Farmácias também colocam à disposição do governo 4.573 salas de imunização no país. Ideia é ter hora marcada para evitar aglomeração

RIO — A logística de distribuição da vacina no país mobiliza uma série de setores até chegar aos municípios. A despeito da já estruturada rede usada pelo Plano Nacional de Imunização (PNI), especialistas alertam que incertezas no planejamento dos volumes de remessas podem encarecer o processo ou resultar em perdas de doses. Em paralelo, o setor privado, de companhias aéreas a shoppings e farmácias, oferece apoio para acelerar a vacinação e ajudar a dar fôlego aos negócios limitados pela pandemia.

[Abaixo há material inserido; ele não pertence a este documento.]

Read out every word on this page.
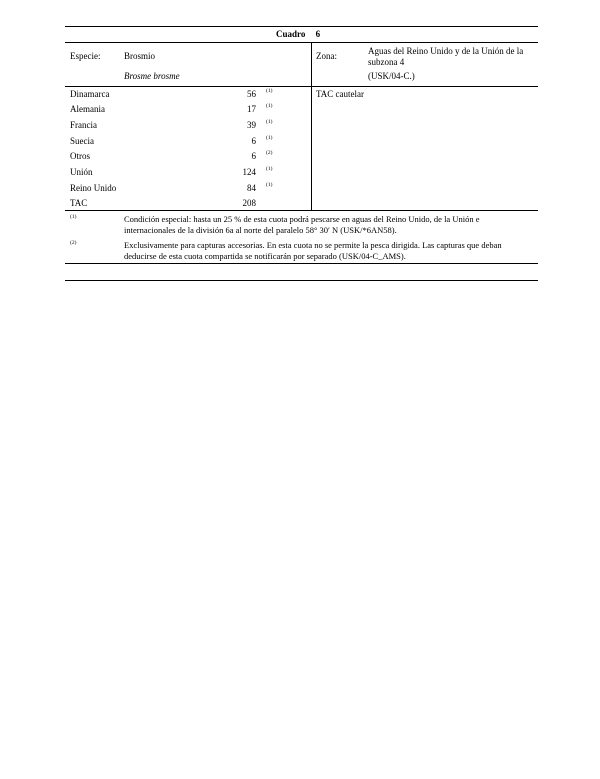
Cuadro 6
Especie:	Brosmio
Brosme brosme
Zona:	Aguas del Reino Unido y de la Unión de la
subzona 4
(USK/04-C.)
Dinamarca	56 (1)
Alemania	17 (1)
Francia	39 (1)
Suecia	6 (1)
Otros	6 (2)
Unión	124 (1)
Reino Unido	84 (1)
TAC	208
TAC cautelar
(1)	Condición especial: hasta un 25 % de esta cuota podrá pescarse en aguas del Reino Unido, de la Unión e
internacionales de la división 6a al norte del paralelo 58° 30′ N (USK/*6AN58).
(2)	Exclusivamente para capturas accesorias. En esta cuota no se permite la pesca dirigida. Las capturas que deban
deducirse de esta cuota compartida se notificarán por separado (USK/04-C_AMS).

Para Maurício Lima, sócio-diretor do Ilos, não há gargalo na distribuição, mas pode haver no planejamento:

— É uma expansão de uma rede que já existe e deve ser bem aproveitada. Por isso, é difícil precificar. Pode ter um custo em torno de R$ 1 bilhão. Se tiver que liberar pequenos lotes diários para todos os estados e municípios, por razões políticas, pode haver problema. O pinga-pinga encarece o custo e pode resultar em desperdício de doses — destaca ele. — O foco é planejar para evitar atraso, ter agilidade, evitar perdas.

Juliana Inhaz, coordenadora da graduação em Economia do Insper, concorda que esse “pinga-pinga” de doses seria um problema:

— A estrutura do PNI tem de ser mantida, e seus protocolos precisam ser observados em toda a rede de distribuição, incluindo estados e municípios. A distribuição é feita de forma escalonada para cumprir o calendário. Para ter agilidade para chegar com muita frequência aos municípios, será preciso mobilizar vários segmentos para driblar gargalos.

Rede de ajuda

A operação anunciada pelo governo prevê que as vacinas sejam concentradas em uma base em Guarulhos. De lá, seguem de avião e veículos climatizados para as 27 unidades da federação, sempre com armazenagem a frio. Em cada estado, é feita a distribuição para os municípios por via terrestre, aérea ou marítima.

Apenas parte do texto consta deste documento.